Dan satu syarat lagi adalah periode ketegangan sebelum konflik. Sebuah situasi mungkin terjadi di mana tidak ada "masa persiapan" yang akan terjadi, karena awal dari konflik dapat berubah menjadi benar-benar tidak terduga, tiba-tiba bagi semua pihak yang terlibat di dalamnya. Erdogan, yang memberikan lampu hijau untuk penghancuran pesawat Rusia, jelas tidak mengandalkan perang skala penuh dengan Rusia. Dia hanya ingin menunjukkan nilainya sendiri dan berharap dia bisa lolos begitu saja. Rusia, yang berfokus pada urusan Suriah, tidak mengharapkan Turki untuk campur tangan. Tetapi (di sini kita sudah berbicara tentang skenario yang mungkin) dengan melakukan serangan rudal, Federasi Rusia akan memberikan tanggapan militer yang memadai, dari sudut pandangnya, dan akan berharap bahwa Turki tidak akan melakukan eskalasi lebih lanjut. Dan jika itu terus berlanjut, maka bagi NATO semua peristiwa yang telah kita ciptakan akan menjadi kejutan yang sama sekali tidak terduga dan tidak menyenangkan, tetapi sesuatu harus dilakukan …

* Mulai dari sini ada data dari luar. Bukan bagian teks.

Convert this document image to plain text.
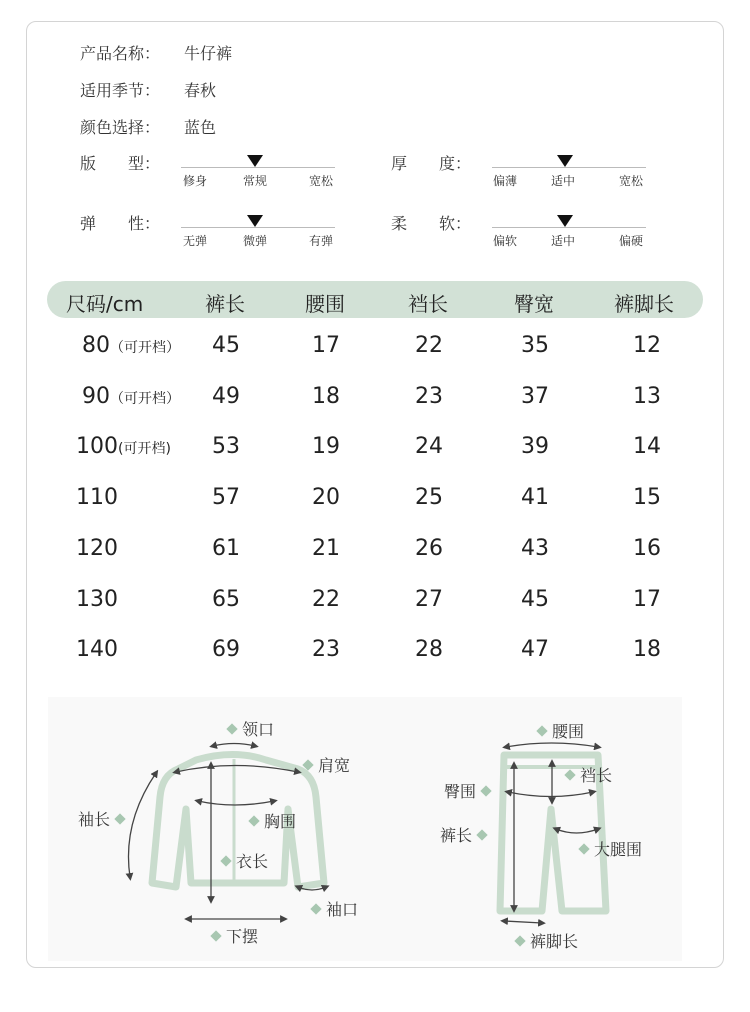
产品名称： 牛仔裤
适用季节： 春秋
颜色选择： 蓝色
版　　型：
修身	常规	宽松
厚　　度：
偏薄	适中	宽松
弹　　性：
无弹	微弹	有弹
柔　　软：
偏软	适中	偏硬
尺码/cm	裤长	腰围	裆长	臀宽	裤脚长
80（可开档） 45	17	22	35	12
90（可开档） 49	18	23	37	13
100(可开档) 53	19	24	39	14
110	57	20	25	41	15
120	61	21	26	43	16
130	65	22	27	45	17
140	69	23	28	47	18
领口
肩宽
袖长	胸围
衣长
袖口
下摆
腰围
臀围
裆长
裤长
大腿围
裤脚长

Tapi itu bisa terjadi dengan cara yang berbeda - ketegangan politik antara Federasi Rusia dan NATO untuk beberapa alasan mencapai titik tertinggi, kedua belah pihak memutuskan untuk mengkonfirmasi keseriusan niat mereka dengan "berdetak besi" di perbatasan, Amerika Serikat dilakukan transfer besar-besaran angkatan bersenjatanya ke Eropa, Federasi Rusia dan NATO "dalam kekuatan kuburan" saling memandang dengan pemandangan melintasi perbatasan … dan tiba-tiba sesuatu memicu awal konflik.
Dalam artikel kami berikutnya, kami akan melihat penggunaan kapal induk AS dalam konflik Eropa non-nuklir skala penuh yang tiba-tiba berkobar, dan dalam skala yang sama besar, tetapi yang didahului oleh periode kejengkelan berbulan-bulan. hubungan. Tetapi jika pembaca yang budiman melihat beberapa opsi lain, maka penulis meminta untuk mengekspresikan diri di komentar - saran Anda akan dipertimbangkan.